Há muitas formas de abordar a confusão a que o SC Braga chamou “teatro de marionetas” a propósito do caso Guilherme Schettine, cada uma mais interessante do que a outra. Os que se focam mais nas teorias da conspiração preferirão centrar-se na indiscutivelmente nefasta influência do Benfica, baseada em relações de poder como as que só o dinheiro consegue comprar. Os mais legalistas olharão mais a forma regulamentar de travar essa influência, esquecendo que o engenho e a arte humanos conseguem contornar qualquer regra. Haverá também quem se foque na raridade que é um jogador dizer não a um clube que se não é ainda hegemónico para lá caminha a passos largos, mas a mim, que nas relações de poder me interessa muito mais o equilíbrio estratégico, o que mais me intriga são as motivações de António Salvador. O que mais me interessa é entender se o presidente do SC Braga acha que chegou a hora de dar o passo em frente. Ele lá saberá para onde.

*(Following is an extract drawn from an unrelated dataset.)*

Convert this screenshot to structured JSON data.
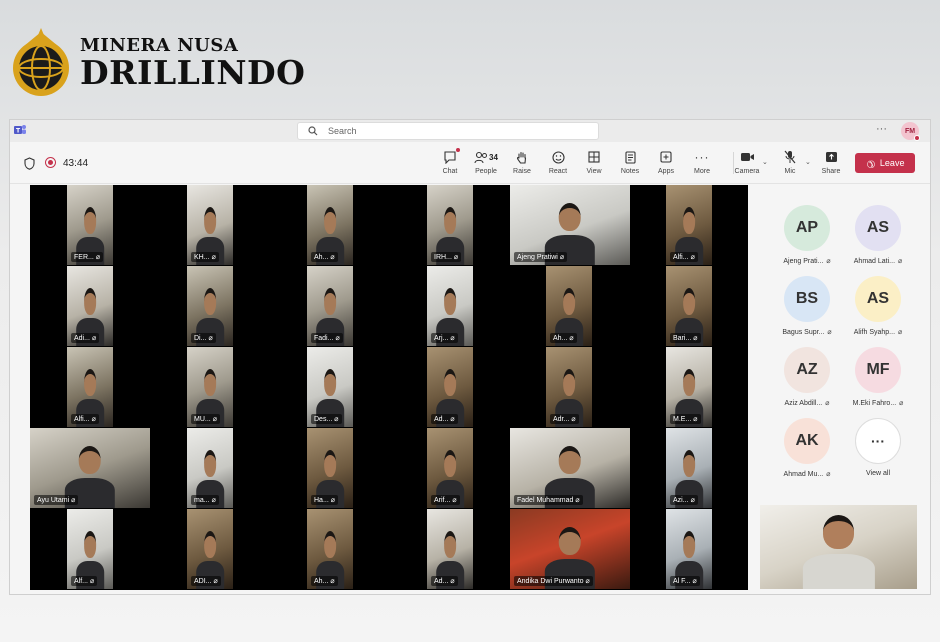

Vamos por partes. Que o futebol português é um “tetro de marionetas” não terá sido preciso o caso Guilherme Schettine para o dar a entender (que prová-lo é outra coisa bem diferente). Há décadas que os principais clubes lutam para aumentar as esferas de influência, colocando treinadores “amigos” aqui e mantendo sob contrato jogadores de que não precisam e de que provavelmente nunca vão precisar para poderem metê-los sob empréstimo acolá. Até eu, que acredito na seriedade de 99% das pessoas, incluindo jogadores, treinadores e até árbitros ou jornalistas, esses malandros, vejo nesta realidade um obstáculo sério ao decurso saudável da competição. No que divirjo da maioria é na forma de o combater. Sim, é urgente legislar, tal como a Liga fez relativamente à limitação dos empréstimos. Acho mesmo – e já o escrevi – que é preciso ir mais longe. Mas não chega, nunca chegará, pois já percebemos que qualquer abordagem legal é contornável.
O que é preciso é atacar a fundo as razões profundas que permitem a uns manipular os fios das marionetas e levam os outros a ficar de mãos e pés amarrados. E essas têm a ver apenas com uma coisa: dinheiro. Têm a ver com a distribuição de riqueza, com a inexistência de um mercado interno que não passe pelos três – talvez quatro ou cinco, se o SC Braga ou o Vitória SC, que têm público em números consideráveis, o quiserem – de sempre. Têm a ver, a nível interno, com receitas de TV, e a nível internacional, com a forma como a UEFA favorece estes fenómenos hegemónicos, separando financeiramente os clubes-Champions dos outros. Este não é um fenómeno exclusivamente português: nos países de segunda linha europeia, os que costumam meter uma equipa na Liga dos Campeões, há casos de clubes que contratam tudo o que mexe, quanto mais não seja para que não haja o risco de um jogador interessante que seja acabe por se comprometer com um rival. E nisto a mão negra da UEFA é absolutamente evidente.
A novidade no caso-Schettine é, para mim, a posição de António Salvador. Salvador é uma personagem muito interessante, das mais interessantes no século XXI do futebol português. Dele se diz há muito tempo que é portista de coração e que ambiciona até substituir Pinto da Costa, quando este vir chegar ao fim o seu “reinado” no Dragão. Dele se sabe que é amigo e parceiro de negócios de longa data de Luís Filipe Vieira – e não foi apenas nas obras ou no imobiliário que os dois estiveram lado a lado, como se percebe pelo fluxo permanente de jogadores entre Braga e a Luz. Indiscutíveis são ainda mais duas coisas: que o homem está a fazer um trabalho notável em Braga, colocando o clube ao nível dos três primeiros com uma assiduidade impressionante, e que é incrivelmente difícil de aturar pelos treinadores que contrata e despede a um ritmo ainda mais regular. O que falta perceber é o que ele quer a seguir. Porque já vimos Salvador mais encostado ao FC Porto, ao Benfica ou até a entrar na esfera de influência do Sporting – provavelmente porque terá percebido que era o rival mais próximo, que convinha enfraquecer, para subir a corda a pulso – mas nunca tínhamos visto um Salvador a assumir tão frontal e abertamente o confronto com o poder.
Ora, para mim, mais interessante do que discutir se o Benfica manipulou o Santa Clara no caso Schettine – porque dou de barato que essas coisas acontecem e, pior, que podem fazer-se contornando a lei, tornando-as legais mesmo quando não são morais – é mesmo entender para onde se move Salvador. Se pode ser ele, sentado no cadeirão da quarta força, a dar ao futebol nacional as condições de regeneração e competitividade de que este tanto precisa ou se o objetivo estratégico do presidente do SC Braga é outro e se ficará, também ele, preso a jogos de poder cuja motivação é bem mais egoísta.